I try not to ask: “What do ya’ll want for dinner?” Is that strange? Think about this: Until the 1960’s most American kids came to the dinner table and ate what had been prepared by their mother, including vegetables. These days, it’s less common for a stay-at-home parent to prepare dinner at home (let alone using fresh ingredients). It’s no secret that the number of meals actually cooked and served at home has been on the downward trend for decades, and the number of meals eaten away from home has been on the rise. The latest data suggests that the average American eats 4.5 meals away from home each week. What happens when we take our kids along for the eating-out experience? That’s right; they look at the kid’s menu and choose between four or five options (we could go on from here regarding the general low nutritional value of most restaurant foods marketed to kids), then order what they’ve selected; the same as we do. Regularly offering kids a wide variety of menu items is one way we create in them a sense of entitlement. Additionally, when we all order from the menu, each member of the family sits down to a different meal (if we sit down together, at all), and family members experience dinner in a less communal way. Bonding around the table is muted in more than one way when this is the case, and kids inadvertently become demanding. This may be an extreme example, but my kids have some cousins who grew up eating only pizza, hot dogs, chicken nuggets and macaroni and cheese for dinner. The kids refused anything else, so the parents prepared two separate meals: one for the adults and one for the children. Think that’s crazy? It can happen easier than you think. Consider offering options to your kids at home. You make the selections for dinner and allow them to choose from among your preselected menu items. For instance, would you like gravy on your mashed potatoes or not?
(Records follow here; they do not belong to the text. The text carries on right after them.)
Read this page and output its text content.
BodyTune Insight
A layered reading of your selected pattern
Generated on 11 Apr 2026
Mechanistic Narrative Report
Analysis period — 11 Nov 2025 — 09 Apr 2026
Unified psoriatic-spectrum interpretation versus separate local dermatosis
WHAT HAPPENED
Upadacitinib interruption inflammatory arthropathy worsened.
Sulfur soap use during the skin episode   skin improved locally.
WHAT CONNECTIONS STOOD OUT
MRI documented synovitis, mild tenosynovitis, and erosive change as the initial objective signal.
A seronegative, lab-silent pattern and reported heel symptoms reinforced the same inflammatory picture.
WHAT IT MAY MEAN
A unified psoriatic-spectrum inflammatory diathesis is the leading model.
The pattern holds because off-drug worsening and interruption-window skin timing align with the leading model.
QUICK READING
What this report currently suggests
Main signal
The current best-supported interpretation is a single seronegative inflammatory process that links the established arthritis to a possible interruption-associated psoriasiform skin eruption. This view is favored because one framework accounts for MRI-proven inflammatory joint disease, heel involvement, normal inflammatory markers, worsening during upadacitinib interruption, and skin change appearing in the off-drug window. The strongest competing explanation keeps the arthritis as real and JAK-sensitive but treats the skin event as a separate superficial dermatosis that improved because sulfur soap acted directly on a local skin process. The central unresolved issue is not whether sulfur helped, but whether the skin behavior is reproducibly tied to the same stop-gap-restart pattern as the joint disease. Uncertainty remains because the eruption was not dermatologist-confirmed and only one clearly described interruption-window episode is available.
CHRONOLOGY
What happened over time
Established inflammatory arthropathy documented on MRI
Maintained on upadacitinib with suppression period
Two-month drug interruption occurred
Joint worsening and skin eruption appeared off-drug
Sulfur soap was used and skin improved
Would you like your salad in a separate bowl or on your dinner plate? Would you like meatballs with our pasta dish or have the meat cooked in the sauce? You get the idea. Yes, it’s good to offer kids options, but it’s not good to foster a demanding attitude and sense of entitlement in our children (as we often do, and have been doing for years, as a matter of convenience when we’re too tired to cook). It can be unhealthy on many levels to allow kids the right to choose what they will and will not have for dinner. Parenting isn’t all about their rights. It’s about our responsibility.